Success Story

‘Avartansheel Kheti’ Helps Him Earn Rs.15 to 20 Lakhs Yearly: A Paradise in Parched land of Bundelkhand

The story of Prem Singh from Banda’s Badokhar village sparks a ray of hope for the farmers of Bundelkhand who are rather distressed and plan to abandon the ancestral agriculture. In contrast to the parched fields in the region, Prem Singh’s 5-acre lush green farm stands tall. 

Singh’s farm is self-sustained. The cattle and poultry drink from the in-farm water bodies, the orchards have enough fruits for the family, the soil is healthy and nourished and there’s a steady production of organic products. 

He has a strong belief that ‘sustainable and traditional farming’ could be implemented on a larger scale and it can bring great change. 

He calls his pioneering method of sustainable farming ‘Aavartansheel Kheti,’ translated as ‘periodic proportionate farming.’ 

What’s Aavartansheel Kheti 

This technique requires a farmer to divide his land into three parts. 

Part 1: This part of the farm is required to grow trees, timber, and fruits. The cost of labor required to maintain this part of the land is low. The diversity of the crops helps to maintain ecological balance. This part of the land also gives the farmer dried leaves which can be later used for creating compost to increase the soil fertility. 

Part 2: This area in the farm can be used to rear livestock. Milk by the cattle can be used by the family and the excess can be used to make products like cottage cheese for higher profits. Also, animal dung can be used as manure which reduces the farm’s dependence on external chemicals. 

Part 3: This land is made use of to grow crops for the household. Staples like wheat, rice along with pulses, cereals, vegetables, fruits, and spices are grown. 

The ‘pragatisheel’ or progressive farmer advises the farmers, not to directly trade their produce in the market but to sell the processed extracts. For instance, sell paneer but not milk, sell flour instead of wheat etc. Mr. Singh says that this shall help the farmers to directly engage with consumers, reach their kitchens and at the same time provide quality products to consumers. 

In the past 28 years, he hasn’t sold any of his produce raw. “The milk is sold as ghee, butter or paneer; our mangoes are turned into murabbas (pickles); oil is extracted from our seeds, spices too are processed, packaged and sold,” he says. 

The farm helps in the employment and sustenance of over 14 families. The farmhouse within the area has also been built in an eco-friendly manner. There is a biogas plant in the field that caters to the needs of the people like cooking food without a gas line. 

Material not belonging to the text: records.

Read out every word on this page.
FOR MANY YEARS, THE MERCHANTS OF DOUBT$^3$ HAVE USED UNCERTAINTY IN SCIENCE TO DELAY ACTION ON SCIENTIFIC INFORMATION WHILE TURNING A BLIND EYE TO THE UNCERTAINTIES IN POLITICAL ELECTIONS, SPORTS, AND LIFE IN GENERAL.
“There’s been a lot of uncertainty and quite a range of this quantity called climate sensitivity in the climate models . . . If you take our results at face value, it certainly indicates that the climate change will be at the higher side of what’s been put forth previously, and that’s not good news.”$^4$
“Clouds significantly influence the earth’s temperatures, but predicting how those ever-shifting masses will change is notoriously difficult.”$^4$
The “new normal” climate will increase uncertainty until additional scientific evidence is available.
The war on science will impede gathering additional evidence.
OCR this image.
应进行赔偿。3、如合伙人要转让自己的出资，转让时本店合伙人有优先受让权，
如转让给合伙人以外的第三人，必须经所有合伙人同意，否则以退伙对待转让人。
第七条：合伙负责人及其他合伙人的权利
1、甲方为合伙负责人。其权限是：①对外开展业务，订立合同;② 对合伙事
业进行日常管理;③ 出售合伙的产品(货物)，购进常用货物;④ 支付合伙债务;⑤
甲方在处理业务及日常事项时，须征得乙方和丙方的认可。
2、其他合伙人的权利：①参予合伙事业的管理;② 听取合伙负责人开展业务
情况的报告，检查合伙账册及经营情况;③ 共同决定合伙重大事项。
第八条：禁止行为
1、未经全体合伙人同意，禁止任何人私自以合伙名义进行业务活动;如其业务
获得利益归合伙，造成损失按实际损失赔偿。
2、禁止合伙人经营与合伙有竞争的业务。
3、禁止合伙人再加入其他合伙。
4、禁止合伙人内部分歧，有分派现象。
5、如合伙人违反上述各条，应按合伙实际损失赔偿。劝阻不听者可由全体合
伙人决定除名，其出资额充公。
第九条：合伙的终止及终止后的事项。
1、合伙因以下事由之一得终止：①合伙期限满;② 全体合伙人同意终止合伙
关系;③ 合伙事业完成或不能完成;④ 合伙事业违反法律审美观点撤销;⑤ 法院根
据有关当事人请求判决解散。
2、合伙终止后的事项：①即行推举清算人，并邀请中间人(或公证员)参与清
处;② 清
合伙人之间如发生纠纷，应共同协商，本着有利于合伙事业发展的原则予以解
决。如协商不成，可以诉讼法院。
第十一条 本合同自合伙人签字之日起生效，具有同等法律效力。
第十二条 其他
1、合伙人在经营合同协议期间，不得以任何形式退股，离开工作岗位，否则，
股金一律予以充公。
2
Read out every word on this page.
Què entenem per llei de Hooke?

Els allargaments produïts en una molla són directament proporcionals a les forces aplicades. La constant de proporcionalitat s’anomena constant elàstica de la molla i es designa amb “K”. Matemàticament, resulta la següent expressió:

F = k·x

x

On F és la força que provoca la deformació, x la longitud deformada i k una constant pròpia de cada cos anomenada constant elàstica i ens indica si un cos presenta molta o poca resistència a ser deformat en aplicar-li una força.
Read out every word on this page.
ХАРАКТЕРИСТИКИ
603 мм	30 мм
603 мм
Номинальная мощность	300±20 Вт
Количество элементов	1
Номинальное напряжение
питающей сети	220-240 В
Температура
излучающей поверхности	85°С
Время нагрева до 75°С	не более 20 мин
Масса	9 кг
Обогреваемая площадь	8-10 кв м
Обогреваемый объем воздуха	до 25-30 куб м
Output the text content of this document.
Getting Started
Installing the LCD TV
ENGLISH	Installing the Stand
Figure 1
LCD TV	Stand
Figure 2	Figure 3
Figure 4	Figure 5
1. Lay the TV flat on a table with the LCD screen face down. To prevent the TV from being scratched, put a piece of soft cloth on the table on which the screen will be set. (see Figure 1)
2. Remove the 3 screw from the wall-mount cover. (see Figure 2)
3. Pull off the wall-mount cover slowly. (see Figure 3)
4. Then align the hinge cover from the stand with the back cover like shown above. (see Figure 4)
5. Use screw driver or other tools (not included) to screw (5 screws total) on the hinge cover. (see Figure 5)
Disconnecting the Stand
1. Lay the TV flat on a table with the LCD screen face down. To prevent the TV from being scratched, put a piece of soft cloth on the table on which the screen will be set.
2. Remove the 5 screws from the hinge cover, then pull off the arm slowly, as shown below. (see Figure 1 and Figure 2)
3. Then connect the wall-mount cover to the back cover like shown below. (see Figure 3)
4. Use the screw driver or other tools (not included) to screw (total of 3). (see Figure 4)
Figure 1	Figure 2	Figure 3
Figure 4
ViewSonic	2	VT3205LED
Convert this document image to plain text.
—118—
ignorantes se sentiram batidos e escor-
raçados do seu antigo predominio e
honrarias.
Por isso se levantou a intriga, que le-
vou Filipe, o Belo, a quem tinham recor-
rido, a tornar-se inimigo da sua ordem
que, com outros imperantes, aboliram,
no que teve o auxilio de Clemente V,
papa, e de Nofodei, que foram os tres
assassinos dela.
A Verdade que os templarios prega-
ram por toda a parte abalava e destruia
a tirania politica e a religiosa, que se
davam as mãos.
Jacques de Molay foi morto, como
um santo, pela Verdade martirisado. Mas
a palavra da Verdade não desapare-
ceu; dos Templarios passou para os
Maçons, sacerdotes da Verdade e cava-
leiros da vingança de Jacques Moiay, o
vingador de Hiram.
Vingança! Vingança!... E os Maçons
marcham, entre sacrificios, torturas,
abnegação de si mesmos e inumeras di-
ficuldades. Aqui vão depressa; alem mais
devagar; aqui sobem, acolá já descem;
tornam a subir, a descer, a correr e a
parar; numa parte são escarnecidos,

Prem has built vermicompost pits to ensure the supply of natural fertilizers. A 3KW solar grid provides electricity on the farm. 

What adds to the achievements is a ‘Humane Agrarian Centre,’ an open university to teach farmers about sustainable agriculture practices. Farmers from various countries, school, and college students visit his farm frequently to learn about his techniques. 

He believes that the only way to spark a farming revolution is to revive the ancient farming methods.